Don't look for Protocol Buffers to help here though, even though it's touted as "Google's Data Interchange Format". Although Protocol Buffers already supports both Java and Python (that is to say, the supporting tools can emit code in both those languages) it's a binary wire protocol: suitable for slinging data around on an internal network, but not so good for (typically text-based) conversations between a browser and a web server, especially if there's a firewall in the way.

Update. Note that Google App Engine uses Protocol Buffers internally, to communicate between the application (i.e., your web app) and the App Engine server, and between the App Engine server and the BigTable servers (all internal to Google's private network see? — exactly the use case envisaged in the previous paragraph).

Thursday 17 July 2008

Different attitudes to what immigrants bring with them

Marginally more interesting than usual (which is to say, ever so slightly interesting) post at language log: When two become four on the subject of attmepts to make English the official language of the United States.

On this question I find my feelings ambiguous. When I was young, and interested in everything, especially languages, I considered it a tragedy if someone who grew up in a second-generation immigrant household didn't speak their parents' mother tongue. What a loss! They would never have that as it were stereoscopic vision of things that even a rough and ready biligualism can bring. As someone who won a small proficiency with French the hard way, I thought people who had rejected, or otherwise been denied, the chance to be bilingual were the most pitiable kind of unfortunates.

Now that I'm getting old, and somewhat tired, I like to be able to understand what's being said to me without having to go to too much effort. In sum, I want it to be presented in my native tongue. The people I feel sorry for now are those who've lived all their lives in one place, and find that that one place has become a foreign country, no longer their home.

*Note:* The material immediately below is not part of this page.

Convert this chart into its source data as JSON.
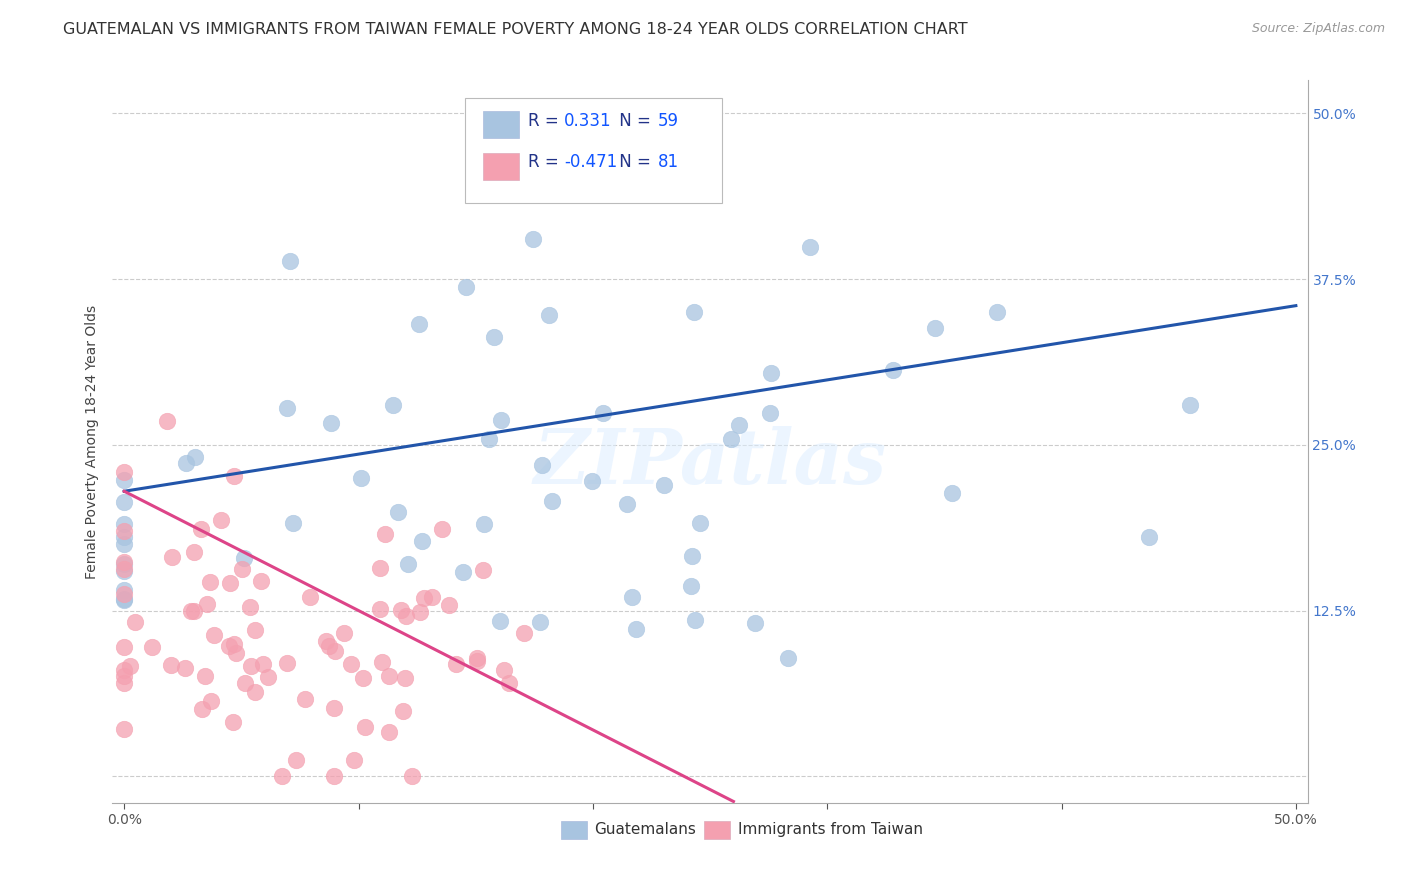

But enough about the deficiences of my twilight years. What I think is interesting is not just attitudes to the languages that immigrants bring with them, but the wide differences in attitudes to the different things that they bring with them. so for example, I'd characterise anglo-american attitudes broadly thus:

  • Food: "Yum! More please!"
  • Politics and/or religions: "Please keep it to yourselves."
  • Languages: "Hmm. Not for me thank you."
  • Money: "You can't use that stuff here."

It's the contrast between the first and the last one that's strongest. Most westerners like to try foreign food, and some cuisines get a really rapturous welcome. Nobody in the West, neither the general population nor the state itself, wants foreigners to try to pay for things in anything other than our own currency. Languages — somewhere in between.

Friday 11 July 2008

Amateur Economists

Thanks to the Marginal Utility blog, I've found a new site for amateurs of economics at http://www.amateureconomists.com/.

Wednesday 9 July 2008

Today my boxroom, tomorrow the world!

A very interesting and not too taxingly written article by two Microsoft researchers on usenix.org: Handling Flash Crowds from your Garage. Takes a look at things like Amazon and Google "compute cloud" services, and presents the authors' experiences with them, drawing some conclusions along the way.